Welcome to: Indiana
Called “the crossroads of America,” Indiana borders Michigan to the north, Ohio to the east, Kentucky to the south, and Illinois to the west. Of all the contiguous states, Indiana is the smallest west of the Appalachian Mountains. Nicknamed the Hoosier State, Indiana was the 19th state to join the Union in 1816.
Since it’s namesake means “land of the Indians,” it’s not surprising that many different tribes have called it home. The original Native Americans who settled here were the Illini Indians, Miami Indians, and Shawnee Indians. After Europeans began settling the land, other tribes like the Lenape, Iroquois, Kickapoo, Muncie, Nanticoke, Potawatomi, Wyandot migrated here.
Today much of Indiana is farmland, although the northwest corner of the state is technically part of the
Chicago Metropolitan area. Kettle ponds formed by glaciers sprinkle the north, too. Bedford, Indiana is the “Limestone Capital of the World,” and has supplied the material for more than one landmark. The Empire State Building in New York City, the Pentagon, and National Cathedral in Washington, D.C. are all made from Bedford limestone.

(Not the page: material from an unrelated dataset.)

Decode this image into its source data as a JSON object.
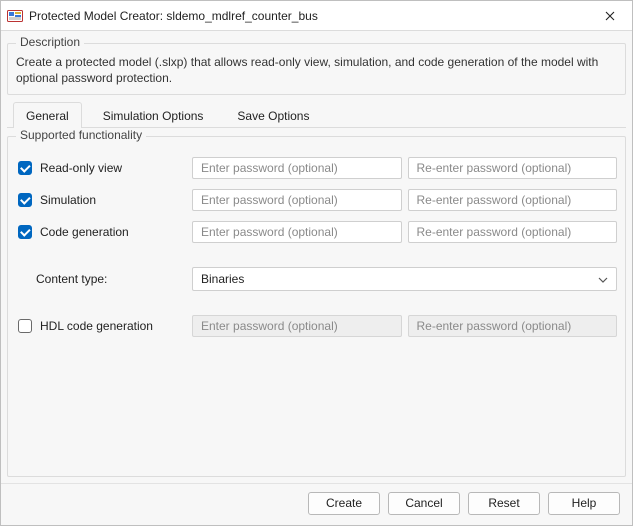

The town of Fountain City – formerly called Newport – was one of the hubs of the Underground Railroad. Two hoosiers in particular helped more than 2,000 runaway slaves make their way north to freedom. Levi and Catherine Coffin are the reason Newport became known as the “Grand Central Station of the Underground Railroad.”
Some not as helpful railroad associations come with the Hoosier State, too. The first train robbery in the US happened here in 1866 when the notorious Reno Brothers stopped a train and stole $13,000.